Dr. Michael Steele | University of Guelph

Dr Steele was born and raised on a Holstein dairy farm in South-Western Ontario.  He obtained a BSc in Nutrition and Physiology and a Master Degree in Animal Nutrition at the University of Guelph (2003). He worked as a consultant for one year in the Chinese Dairy Industry (2003-2004) and two years as the head of dairy nutrition for Masterfeeds in Canada (2004-2007). He returned to academics and completed a PhD followed by a one year post-doctoral fellowship – all with Dr. Brian McBride at the University of Guelph (2007-2012. After his postdoctoral fellowship, he worked for Nutreco Canada Ag-research as Research Scientist for two years (2012-2014) where he supervised undergraduate and graduate students and conducted research in the field of gastrointestinal health and function of the calf and lactating dairy cow. In September 2014, he started a new position as Assistant Professor of Ruminant Nutrition and currently supervise undergraduate, MSc, PhD, postdoctoral fellows and research technicians. He has established productive collaborations with professors throughout Canada, USA, New Zealand and Europe and published over 30 peer-reviewed publications,  30 conference abstracts and 40 presentations at scientific and, industry meetings in the last five years.  In 2016 Dr Steele was awarded an NSERC Industrial Research Chair in Dairy Nutrition, Young Animal Scientist Award (CSAS), Lallemand Animal Nutrition Award for Scientific Excellence in Dairy Nutrition (ADSA) and is currently focusing on early-life nutrition and gastrointestinal function and development.  

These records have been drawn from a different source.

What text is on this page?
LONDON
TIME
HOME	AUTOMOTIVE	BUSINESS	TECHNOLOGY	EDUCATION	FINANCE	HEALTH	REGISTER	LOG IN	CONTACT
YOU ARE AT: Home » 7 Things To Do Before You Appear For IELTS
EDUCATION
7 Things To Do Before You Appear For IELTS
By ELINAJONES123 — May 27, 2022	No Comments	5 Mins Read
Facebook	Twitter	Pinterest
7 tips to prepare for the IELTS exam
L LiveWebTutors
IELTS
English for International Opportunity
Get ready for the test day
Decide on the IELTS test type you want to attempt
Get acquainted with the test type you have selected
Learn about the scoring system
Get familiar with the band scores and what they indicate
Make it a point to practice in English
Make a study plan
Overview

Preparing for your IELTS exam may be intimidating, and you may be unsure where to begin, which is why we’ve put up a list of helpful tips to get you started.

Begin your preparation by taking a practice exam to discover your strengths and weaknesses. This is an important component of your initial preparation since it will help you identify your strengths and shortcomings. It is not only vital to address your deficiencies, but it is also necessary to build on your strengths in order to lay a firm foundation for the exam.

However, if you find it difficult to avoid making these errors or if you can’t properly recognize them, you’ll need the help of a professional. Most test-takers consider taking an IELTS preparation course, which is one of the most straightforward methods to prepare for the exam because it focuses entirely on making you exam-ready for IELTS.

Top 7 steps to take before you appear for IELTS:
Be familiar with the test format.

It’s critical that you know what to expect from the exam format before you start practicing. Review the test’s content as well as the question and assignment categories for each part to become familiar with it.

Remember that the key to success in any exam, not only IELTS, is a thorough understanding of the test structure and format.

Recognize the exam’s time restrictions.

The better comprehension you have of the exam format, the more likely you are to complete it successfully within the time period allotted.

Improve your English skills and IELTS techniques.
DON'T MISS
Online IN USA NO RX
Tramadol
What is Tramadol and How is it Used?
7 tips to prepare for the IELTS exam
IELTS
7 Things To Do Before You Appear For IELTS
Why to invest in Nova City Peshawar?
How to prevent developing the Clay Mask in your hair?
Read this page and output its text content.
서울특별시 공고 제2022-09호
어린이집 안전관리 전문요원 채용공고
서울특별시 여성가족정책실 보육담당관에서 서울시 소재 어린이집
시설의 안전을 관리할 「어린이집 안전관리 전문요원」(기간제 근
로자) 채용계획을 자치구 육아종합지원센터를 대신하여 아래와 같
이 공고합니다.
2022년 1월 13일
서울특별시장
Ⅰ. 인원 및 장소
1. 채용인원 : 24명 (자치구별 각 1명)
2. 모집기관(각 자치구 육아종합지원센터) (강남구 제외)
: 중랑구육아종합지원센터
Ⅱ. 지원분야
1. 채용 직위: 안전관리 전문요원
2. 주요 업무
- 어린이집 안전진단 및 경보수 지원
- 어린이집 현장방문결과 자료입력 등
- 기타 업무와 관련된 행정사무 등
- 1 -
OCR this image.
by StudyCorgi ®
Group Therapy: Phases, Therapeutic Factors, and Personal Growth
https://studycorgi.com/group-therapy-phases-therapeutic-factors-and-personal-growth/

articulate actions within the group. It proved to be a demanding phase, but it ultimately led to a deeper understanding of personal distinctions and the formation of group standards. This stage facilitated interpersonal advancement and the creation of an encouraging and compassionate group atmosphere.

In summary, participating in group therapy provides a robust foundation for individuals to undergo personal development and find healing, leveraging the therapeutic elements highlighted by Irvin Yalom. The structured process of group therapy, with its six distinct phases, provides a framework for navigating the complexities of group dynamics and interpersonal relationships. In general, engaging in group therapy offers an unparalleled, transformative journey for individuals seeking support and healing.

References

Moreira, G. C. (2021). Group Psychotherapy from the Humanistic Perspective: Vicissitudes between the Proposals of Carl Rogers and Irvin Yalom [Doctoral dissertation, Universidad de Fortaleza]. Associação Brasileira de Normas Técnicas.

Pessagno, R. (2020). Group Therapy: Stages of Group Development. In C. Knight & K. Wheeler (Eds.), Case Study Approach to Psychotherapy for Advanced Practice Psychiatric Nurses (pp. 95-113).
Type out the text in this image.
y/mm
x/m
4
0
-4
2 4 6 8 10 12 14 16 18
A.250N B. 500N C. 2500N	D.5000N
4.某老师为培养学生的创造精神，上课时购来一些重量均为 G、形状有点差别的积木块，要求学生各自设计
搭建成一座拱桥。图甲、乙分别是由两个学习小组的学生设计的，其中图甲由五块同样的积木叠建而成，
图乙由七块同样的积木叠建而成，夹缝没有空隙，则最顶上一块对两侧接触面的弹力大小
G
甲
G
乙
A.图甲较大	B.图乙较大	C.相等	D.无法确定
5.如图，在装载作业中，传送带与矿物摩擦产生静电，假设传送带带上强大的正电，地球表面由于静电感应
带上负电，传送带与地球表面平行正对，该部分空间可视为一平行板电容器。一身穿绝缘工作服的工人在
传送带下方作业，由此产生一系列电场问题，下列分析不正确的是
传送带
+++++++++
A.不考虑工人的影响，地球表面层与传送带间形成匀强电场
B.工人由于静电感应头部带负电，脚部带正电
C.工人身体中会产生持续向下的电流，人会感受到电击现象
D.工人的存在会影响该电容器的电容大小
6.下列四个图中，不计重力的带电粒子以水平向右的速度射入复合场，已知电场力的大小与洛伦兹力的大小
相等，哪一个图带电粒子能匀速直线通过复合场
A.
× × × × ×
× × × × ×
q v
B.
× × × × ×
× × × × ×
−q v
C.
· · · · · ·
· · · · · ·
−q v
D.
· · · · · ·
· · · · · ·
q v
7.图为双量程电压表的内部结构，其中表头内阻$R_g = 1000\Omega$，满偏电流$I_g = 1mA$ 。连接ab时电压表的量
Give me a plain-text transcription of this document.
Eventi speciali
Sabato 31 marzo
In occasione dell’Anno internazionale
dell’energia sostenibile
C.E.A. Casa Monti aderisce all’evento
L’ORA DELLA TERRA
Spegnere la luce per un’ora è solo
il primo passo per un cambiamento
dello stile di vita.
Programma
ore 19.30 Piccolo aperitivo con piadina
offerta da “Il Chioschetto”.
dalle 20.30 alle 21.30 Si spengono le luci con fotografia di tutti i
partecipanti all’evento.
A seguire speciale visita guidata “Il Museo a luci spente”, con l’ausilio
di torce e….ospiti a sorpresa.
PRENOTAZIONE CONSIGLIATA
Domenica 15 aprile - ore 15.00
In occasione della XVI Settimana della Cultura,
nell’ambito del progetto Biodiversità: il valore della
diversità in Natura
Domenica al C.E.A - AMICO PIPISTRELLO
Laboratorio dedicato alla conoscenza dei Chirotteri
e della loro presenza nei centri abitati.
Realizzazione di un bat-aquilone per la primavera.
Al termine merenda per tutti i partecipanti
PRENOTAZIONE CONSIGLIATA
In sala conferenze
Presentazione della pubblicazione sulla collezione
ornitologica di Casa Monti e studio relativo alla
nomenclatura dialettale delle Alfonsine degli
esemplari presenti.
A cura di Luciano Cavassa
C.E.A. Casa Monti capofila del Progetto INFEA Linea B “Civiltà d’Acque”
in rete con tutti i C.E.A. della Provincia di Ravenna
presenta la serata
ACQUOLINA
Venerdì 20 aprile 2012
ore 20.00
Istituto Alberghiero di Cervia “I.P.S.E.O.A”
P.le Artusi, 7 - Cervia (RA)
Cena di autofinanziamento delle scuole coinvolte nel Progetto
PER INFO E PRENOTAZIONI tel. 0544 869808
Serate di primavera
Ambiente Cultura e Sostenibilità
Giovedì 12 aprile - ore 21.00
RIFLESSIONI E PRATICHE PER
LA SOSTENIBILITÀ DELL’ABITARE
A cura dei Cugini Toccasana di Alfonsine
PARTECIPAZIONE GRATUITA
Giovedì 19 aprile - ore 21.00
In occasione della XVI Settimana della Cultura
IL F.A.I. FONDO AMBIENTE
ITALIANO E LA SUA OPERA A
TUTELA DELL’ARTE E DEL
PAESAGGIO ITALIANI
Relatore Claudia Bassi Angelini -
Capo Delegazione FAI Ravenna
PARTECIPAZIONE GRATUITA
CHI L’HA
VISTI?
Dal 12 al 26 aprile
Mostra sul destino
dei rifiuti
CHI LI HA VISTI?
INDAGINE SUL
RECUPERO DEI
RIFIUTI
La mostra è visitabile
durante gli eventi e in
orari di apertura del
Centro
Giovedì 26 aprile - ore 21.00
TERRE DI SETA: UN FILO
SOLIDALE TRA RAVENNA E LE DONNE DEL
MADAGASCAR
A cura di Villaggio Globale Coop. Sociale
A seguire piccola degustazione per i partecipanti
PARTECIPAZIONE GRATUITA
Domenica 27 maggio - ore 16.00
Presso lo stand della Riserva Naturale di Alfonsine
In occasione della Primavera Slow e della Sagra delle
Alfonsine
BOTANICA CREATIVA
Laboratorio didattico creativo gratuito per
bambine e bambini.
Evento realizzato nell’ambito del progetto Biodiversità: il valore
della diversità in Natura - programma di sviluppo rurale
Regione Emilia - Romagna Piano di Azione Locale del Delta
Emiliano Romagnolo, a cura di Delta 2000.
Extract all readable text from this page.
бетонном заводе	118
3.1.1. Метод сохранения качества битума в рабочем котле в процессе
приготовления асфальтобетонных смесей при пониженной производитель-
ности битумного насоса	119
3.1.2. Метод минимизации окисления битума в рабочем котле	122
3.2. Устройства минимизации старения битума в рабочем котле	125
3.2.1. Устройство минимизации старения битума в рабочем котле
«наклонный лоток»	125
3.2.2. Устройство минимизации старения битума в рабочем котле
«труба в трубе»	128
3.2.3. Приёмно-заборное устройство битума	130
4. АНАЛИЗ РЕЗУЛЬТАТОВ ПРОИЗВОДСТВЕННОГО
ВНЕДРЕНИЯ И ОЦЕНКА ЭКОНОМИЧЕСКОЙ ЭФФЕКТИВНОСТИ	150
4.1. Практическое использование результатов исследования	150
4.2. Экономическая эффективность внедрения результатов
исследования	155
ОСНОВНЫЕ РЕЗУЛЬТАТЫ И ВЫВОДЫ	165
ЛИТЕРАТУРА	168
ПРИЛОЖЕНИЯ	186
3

Dr. Jennifer Van Os | University of Wisconsin-Madison

Jennifer Van Os is an Assistant Professor and Extension Specialist in Animal Welfare on the faculty of the Department of Animal & Dairy Sciences at the University of Wisconsin-Madison. Dr. Van Os received her PhD in the interdisciplinary Animal Behavior graduate program at the University of California-Davis and conducted postdoctoral research in the Animal Welfare Program at the University of British Columbia. The research in her lab at UW-Madison focuses on understanding, evaluating, and improving the welfare of dairy animals from biological- and social-science perspectives. The goal of Dr. Van Os’ extension program is to promote best practices in management and housing to help the dairy industry adapt as our scientific knowledge about animal welfare continues to grow.

Dr. Peter Zieger

As Technical Support and Sales Manager serving German-speaking countries and Hungary, Dr. Peter Zieger works to support and grow Diamond V’s ruminant business.

Dr. Zieger was born and raised in Grossostheim, Germany, on a family-run dairy farm. He studied veterinary medicine at the University of Giessen (Germany) and Ecole veterinary de Nantes (France). After completing his studies, he worked for 11 years in mixed animal veterinary practice as an associate. He then joined the animal pharmaceutical industry at Pfizer/Zoetis, staying with the company for the next 10 years. While with Pfizer/Zoetic, he held several positions, working as a Technical Manager and as National Veterinary Specialist for dairy cows.

Since 2000, Dr. Zieger has also worked as an independent dairy advisor and journalist. He is also a founding member of the Innovationsteam Milk Hessen, a non-profit consulting organization of economists, nutritionists and architects, supporting the dairy industry. Dr. Zieger is based near Frankfurt, Germany.